Hiezu wäre jedenfalls (vgl. weitergehend das hg. Erkenntnis vom , Zl. 2008/08/0010) eine Stellungnahme der Betreuerin der Beschwerdeführerin zu den Berufungsbehauptungen der Beschwerdeführerin einzuholen (und hiezu der Beschwerdeführerin sodann Parteiengehör zu gewähren) gewesen. Dabei wäre auch zu erörtern, aus welchem Grund die Gesprächsnotiz vom , laut der die Beschwerdeführerin mitgeteilt habe, dass sie sich am selbständig machen werde, noch nicht in gleicher Weise als "definitiv" behandelt wurde wie jene vom , wobei die letztere überdies einen Vermerk enthält, wonach vom "UGP" noch keine Meldung bezüglich Aufnahme erhalten worden sei; dies könnte aber allenfalls gegen eine definitive Bekanntgabe der Aufnahme einer selbständigen Beschäftigung sprechen.
Auch wäre die Beschwerdeführerin aufzufordern gewesen, die in der Berufung erwähnten Urkunden (Bewerbungen) vorzulegen (welche - entgegen der Beschwerde - sich nicht im Akt befinden).

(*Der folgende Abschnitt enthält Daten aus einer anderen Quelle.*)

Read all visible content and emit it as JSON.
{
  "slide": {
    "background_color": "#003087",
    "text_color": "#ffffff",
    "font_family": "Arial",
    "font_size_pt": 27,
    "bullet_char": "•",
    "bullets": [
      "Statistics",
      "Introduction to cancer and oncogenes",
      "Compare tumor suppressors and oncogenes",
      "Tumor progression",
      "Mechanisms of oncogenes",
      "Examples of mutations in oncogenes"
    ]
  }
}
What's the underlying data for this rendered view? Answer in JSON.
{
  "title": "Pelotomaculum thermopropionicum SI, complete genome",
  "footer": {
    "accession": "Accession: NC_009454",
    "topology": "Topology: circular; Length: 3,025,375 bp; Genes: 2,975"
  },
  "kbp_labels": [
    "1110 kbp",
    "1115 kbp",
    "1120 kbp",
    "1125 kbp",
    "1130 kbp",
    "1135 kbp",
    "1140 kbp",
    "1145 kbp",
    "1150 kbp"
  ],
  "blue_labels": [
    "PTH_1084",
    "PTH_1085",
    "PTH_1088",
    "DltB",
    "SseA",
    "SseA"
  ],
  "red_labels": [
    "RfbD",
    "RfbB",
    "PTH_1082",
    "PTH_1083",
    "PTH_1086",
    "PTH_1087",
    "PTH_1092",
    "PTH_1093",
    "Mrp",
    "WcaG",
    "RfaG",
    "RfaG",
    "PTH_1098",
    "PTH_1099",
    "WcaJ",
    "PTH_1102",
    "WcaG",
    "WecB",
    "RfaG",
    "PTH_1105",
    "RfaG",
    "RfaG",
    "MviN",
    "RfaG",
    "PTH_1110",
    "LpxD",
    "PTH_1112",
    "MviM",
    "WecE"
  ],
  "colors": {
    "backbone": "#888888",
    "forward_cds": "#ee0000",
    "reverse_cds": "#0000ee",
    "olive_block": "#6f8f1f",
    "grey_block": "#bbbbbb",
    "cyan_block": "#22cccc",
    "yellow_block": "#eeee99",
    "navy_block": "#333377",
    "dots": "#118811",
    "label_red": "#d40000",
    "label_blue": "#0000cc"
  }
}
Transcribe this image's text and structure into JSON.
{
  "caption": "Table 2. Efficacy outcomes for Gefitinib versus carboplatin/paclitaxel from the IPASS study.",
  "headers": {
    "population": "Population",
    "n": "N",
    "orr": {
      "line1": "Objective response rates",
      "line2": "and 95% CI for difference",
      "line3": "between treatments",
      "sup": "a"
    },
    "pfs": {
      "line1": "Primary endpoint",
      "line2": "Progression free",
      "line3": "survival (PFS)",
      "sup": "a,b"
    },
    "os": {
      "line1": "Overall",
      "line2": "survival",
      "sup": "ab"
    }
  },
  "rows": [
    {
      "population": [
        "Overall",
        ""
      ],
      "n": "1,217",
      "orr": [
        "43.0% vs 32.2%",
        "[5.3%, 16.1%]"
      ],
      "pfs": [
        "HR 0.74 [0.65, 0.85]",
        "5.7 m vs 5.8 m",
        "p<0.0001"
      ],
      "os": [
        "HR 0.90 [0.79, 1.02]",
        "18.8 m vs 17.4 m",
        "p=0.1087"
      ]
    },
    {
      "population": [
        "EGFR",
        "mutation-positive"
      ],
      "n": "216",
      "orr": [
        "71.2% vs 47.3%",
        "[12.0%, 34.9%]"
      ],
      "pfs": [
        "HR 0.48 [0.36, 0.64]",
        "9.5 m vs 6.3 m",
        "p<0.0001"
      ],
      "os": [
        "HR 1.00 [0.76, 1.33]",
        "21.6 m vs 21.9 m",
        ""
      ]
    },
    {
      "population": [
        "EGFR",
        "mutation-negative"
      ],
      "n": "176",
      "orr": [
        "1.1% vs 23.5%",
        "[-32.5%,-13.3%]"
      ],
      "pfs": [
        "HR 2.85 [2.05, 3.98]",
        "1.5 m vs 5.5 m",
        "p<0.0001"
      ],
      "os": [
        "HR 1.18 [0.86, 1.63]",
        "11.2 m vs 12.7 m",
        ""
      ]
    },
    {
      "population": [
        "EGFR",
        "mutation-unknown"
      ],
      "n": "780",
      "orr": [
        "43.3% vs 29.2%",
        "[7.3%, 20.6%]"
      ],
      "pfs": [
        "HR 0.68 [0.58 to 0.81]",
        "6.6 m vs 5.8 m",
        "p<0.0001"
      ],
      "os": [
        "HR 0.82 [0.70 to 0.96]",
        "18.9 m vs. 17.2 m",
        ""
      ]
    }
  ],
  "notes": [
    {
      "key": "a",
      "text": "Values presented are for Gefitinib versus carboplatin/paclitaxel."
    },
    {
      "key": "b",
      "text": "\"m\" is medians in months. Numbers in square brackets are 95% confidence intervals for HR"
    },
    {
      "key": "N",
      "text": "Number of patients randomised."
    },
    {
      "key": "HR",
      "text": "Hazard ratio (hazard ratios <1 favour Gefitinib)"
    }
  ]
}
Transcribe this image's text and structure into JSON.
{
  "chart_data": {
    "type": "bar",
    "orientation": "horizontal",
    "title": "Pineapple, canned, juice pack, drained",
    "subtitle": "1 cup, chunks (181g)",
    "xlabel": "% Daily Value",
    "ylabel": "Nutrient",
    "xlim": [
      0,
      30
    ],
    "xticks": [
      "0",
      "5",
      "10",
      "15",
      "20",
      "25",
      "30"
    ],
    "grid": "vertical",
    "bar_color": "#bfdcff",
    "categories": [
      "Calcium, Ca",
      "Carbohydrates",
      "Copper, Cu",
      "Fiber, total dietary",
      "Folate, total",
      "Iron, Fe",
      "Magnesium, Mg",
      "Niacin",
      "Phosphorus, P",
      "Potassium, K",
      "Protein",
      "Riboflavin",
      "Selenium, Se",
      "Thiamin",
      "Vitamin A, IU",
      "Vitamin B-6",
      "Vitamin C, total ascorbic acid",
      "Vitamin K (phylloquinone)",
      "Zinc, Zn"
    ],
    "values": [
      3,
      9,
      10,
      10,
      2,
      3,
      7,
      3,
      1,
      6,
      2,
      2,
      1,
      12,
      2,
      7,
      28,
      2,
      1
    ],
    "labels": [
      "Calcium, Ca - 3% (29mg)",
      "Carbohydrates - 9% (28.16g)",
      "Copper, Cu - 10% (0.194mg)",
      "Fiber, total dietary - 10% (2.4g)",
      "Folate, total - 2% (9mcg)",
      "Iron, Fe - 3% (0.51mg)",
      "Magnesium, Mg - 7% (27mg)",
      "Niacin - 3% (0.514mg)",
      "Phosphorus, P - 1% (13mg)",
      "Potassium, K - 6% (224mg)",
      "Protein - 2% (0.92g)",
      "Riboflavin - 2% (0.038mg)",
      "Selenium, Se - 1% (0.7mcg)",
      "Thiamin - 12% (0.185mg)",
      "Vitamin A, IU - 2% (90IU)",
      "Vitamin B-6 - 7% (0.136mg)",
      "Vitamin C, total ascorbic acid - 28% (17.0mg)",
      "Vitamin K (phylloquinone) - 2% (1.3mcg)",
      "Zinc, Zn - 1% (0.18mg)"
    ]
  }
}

Da nicht auszuschließen ist, dass die belangte Behörde bei Einhaltung der außer Acht gelassenen Verfahrensvorschriften zu einem anderen Bescheid hätte kommen können, war der angefochtene Bescheid wegen Rechtswidrigkeit infolge Verletzung von Verfahrensvorschriften gemäß § 42 Abs. 2 Z 3 lit. C VwGG aufzuheben.
Die Kostenentscheidung beruht auf den §§ 47 ff VwGG iVm der Verordnung BGBl. II Nr. 455/2008. Ein Ersatz der in der Beschwerde zusätzlich verzeichneten Kosten (Umsatzsteuer) findet darin keine Deckung.